Poster
Adversarial Reasoning at Jailbreaking Time
Mahdi Sabbaghi · Paul Kassianik · George Pappas · Amin Karbasi · Hamed Hassani
East Exhibition Hall A-B #E-805
As large language models (LLMs) are becoming more capable and widespread, the study of their failure cases is becoming increasingly important. Recent advances in standardizing, measuring, and scaling test-time compute suggest new methodologies for optimizing models to achieve high performance on hard tasks. In this paper, we apply these advances to the task of model jailbreaking: eliciting harmful responses from aligned LLMs. We develop an adversarial reasoning approach to automatic jailbreaking that leverages a loss signal to guide the test-time compute, achieving SOTA attack success rates against many aligned LLMs, even those that aim to trade inference-time compute for adversarial robustness. Our approach introduces a new paradigm in understanding LLM vulnerabilities, laying the foundation for the development of more robust and trustworthy AI systems.

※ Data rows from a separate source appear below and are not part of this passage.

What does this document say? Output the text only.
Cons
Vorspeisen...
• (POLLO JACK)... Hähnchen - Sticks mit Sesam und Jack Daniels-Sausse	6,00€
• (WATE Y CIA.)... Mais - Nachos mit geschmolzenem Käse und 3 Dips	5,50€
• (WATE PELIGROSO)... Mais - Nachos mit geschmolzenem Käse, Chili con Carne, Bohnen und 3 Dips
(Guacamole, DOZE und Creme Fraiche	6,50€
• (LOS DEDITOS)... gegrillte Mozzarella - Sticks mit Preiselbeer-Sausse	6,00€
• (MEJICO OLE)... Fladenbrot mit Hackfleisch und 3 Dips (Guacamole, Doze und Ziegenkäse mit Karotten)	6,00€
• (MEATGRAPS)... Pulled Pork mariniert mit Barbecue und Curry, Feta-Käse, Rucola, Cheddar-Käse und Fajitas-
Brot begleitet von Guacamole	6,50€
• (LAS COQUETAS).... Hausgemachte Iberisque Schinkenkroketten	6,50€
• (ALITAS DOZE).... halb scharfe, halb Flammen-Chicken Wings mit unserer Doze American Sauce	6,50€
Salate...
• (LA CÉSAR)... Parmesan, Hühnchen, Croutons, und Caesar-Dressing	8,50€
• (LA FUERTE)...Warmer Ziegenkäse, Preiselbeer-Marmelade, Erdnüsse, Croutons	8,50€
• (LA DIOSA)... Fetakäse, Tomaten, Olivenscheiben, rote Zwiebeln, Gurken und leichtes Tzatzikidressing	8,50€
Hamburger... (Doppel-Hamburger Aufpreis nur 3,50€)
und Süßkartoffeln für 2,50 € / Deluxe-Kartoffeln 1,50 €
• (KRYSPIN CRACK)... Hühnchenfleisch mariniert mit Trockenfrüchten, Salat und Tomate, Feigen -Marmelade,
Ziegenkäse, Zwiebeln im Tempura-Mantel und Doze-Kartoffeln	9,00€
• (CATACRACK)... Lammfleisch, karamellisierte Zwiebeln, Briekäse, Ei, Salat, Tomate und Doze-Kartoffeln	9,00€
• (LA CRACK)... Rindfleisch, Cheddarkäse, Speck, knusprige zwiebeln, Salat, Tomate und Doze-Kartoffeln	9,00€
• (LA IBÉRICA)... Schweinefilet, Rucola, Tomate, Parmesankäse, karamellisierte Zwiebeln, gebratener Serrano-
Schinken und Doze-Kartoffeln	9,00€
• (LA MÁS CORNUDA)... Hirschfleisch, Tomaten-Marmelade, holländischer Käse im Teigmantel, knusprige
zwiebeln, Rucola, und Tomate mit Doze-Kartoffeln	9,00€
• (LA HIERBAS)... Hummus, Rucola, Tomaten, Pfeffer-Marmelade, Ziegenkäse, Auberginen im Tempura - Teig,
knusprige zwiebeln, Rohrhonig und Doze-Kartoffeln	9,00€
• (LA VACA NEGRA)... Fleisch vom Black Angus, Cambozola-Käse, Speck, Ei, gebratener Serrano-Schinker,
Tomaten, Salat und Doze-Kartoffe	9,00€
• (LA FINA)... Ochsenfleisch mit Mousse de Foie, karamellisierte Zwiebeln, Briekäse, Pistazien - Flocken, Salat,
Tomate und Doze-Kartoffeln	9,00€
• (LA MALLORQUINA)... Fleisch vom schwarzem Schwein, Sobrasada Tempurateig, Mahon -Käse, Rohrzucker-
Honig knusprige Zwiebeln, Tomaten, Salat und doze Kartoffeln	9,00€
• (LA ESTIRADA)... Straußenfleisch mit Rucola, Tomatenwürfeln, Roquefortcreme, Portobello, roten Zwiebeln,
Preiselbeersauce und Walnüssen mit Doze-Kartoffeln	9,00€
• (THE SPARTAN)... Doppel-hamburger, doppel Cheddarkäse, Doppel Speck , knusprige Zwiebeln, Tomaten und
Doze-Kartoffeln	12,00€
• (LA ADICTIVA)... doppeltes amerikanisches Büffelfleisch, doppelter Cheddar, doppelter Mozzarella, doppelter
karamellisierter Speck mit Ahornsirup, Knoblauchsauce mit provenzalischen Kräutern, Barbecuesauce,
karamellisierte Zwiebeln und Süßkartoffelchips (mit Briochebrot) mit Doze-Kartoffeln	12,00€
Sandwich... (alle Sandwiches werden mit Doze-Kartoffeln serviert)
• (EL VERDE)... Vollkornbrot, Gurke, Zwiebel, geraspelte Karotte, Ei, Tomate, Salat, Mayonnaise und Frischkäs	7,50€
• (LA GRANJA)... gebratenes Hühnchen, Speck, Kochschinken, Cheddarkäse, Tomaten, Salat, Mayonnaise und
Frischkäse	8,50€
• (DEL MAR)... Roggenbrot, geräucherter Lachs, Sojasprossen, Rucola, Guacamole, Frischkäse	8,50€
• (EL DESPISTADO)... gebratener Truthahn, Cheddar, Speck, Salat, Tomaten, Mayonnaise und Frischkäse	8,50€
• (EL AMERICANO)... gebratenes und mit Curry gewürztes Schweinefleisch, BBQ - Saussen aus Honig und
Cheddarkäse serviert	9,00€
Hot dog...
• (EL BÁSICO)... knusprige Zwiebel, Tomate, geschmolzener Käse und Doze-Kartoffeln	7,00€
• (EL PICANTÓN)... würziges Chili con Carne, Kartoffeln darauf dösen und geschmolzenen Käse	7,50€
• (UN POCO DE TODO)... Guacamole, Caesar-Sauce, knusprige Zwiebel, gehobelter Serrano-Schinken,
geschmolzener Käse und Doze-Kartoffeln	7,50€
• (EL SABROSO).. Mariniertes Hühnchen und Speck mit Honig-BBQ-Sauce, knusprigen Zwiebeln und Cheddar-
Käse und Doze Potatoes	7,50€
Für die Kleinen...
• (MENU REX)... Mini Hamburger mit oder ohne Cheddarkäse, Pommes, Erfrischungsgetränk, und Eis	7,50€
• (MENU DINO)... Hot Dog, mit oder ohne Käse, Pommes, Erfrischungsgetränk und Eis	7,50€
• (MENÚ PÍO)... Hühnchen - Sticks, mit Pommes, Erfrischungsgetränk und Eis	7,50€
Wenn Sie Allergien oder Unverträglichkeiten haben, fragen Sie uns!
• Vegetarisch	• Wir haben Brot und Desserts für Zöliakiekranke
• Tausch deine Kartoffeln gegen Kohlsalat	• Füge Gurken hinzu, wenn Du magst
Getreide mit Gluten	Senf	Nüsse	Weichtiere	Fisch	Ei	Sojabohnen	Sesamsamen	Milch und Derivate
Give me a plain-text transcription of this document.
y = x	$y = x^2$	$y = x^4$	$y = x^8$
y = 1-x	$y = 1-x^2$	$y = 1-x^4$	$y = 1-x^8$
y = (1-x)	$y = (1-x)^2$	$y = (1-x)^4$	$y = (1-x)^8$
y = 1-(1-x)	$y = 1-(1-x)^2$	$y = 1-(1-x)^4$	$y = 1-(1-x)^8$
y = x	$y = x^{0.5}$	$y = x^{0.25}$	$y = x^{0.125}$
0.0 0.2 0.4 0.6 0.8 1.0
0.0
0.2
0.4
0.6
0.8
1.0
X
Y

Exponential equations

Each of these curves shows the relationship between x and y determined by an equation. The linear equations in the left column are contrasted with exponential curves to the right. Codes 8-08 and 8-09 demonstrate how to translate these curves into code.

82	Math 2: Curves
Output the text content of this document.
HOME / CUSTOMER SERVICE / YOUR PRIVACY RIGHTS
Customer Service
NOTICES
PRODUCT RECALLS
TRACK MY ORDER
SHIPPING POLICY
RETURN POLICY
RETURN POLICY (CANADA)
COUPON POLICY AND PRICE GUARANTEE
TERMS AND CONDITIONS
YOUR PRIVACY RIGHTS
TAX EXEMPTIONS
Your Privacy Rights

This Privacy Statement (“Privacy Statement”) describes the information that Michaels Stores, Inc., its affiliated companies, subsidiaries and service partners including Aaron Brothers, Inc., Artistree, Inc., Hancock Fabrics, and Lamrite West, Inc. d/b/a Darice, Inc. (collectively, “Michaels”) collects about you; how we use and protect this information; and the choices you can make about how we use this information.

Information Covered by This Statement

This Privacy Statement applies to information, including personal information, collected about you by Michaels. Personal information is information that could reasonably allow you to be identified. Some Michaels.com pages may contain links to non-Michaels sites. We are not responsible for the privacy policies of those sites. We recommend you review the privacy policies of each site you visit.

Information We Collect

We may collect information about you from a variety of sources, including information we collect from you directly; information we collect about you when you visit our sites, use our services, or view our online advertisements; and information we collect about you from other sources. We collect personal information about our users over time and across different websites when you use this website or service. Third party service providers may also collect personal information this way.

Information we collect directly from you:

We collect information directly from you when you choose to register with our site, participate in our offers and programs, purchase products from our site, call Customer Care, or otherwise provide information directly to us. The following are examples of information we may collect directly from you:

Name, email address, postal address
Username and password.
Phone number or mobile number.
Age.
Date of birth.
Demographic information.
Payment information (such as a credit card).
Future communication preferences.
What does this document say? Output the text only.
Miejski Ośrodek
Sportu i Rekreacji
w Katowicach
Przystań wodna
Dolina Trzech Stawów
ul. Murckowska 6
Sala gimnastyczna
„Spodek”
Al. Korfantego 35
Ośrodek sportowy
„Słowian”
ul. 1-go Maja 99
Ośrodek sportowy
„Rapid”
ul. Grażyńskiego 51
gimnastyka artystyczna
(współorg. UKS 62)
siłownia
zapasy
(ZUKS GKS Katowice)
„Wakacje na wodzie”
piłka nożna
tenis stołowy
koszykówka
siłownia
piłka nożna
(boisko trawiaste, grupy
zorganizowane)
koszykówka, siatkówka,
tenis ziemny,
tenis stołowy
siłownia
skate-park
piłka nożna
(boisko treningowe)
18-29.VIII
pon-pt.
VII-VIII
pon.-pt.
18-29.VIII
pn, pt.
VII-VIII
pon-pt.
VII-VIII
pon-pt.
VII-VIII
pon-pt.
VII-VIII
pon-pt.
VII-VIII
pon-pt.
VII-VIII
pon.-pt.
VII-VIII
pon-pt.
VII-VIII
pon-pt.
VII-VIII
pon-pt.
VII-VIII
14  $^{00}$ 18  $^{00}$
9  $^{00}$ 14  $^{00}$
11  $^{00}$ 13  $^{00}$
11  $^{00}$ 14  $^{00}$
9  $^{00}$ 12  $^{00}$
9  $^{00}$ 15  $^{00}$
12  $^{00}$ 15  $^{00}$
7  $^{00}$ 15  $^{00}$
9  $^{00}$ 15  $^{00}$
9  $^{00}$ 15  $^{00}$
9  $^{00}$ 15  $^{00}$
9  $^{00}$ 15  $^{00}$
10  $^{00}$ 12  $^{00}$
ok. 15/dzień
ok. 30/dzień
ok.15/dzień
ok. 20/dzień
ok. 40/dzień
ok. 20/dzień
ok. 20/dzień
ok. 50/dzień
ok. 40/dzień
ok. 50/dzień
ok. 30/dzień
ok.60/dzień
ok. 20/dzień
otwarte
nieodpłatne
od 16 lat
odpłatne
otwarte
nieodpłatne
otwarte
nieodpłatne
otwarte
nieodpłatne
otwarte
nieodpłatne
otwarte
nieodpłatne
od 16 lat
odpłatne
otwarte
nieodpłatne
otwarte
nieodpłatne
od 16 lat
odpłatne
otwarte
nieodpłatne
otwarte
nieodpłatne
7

Large language models (LLMs) can still be tricked into producing disallowed or dangerous content, even after extensive safety‑training. We show that breaking these defences is far more effective when the attacker treats the task as a reasoning problem rather than a trial‑and‑error search. Our framework, Adversarial Reasoning, deploys several reasoning modules that perform specific roles to build the reasoning trajectories and explore the ideas. In just 15 iterations the method reliably outperforms prior jailbreak techniques across several frontier models. These results reveal that giving adversaries more "thinking time" at test‑time can break the safety measures. To support more secure future systems, we have released our code.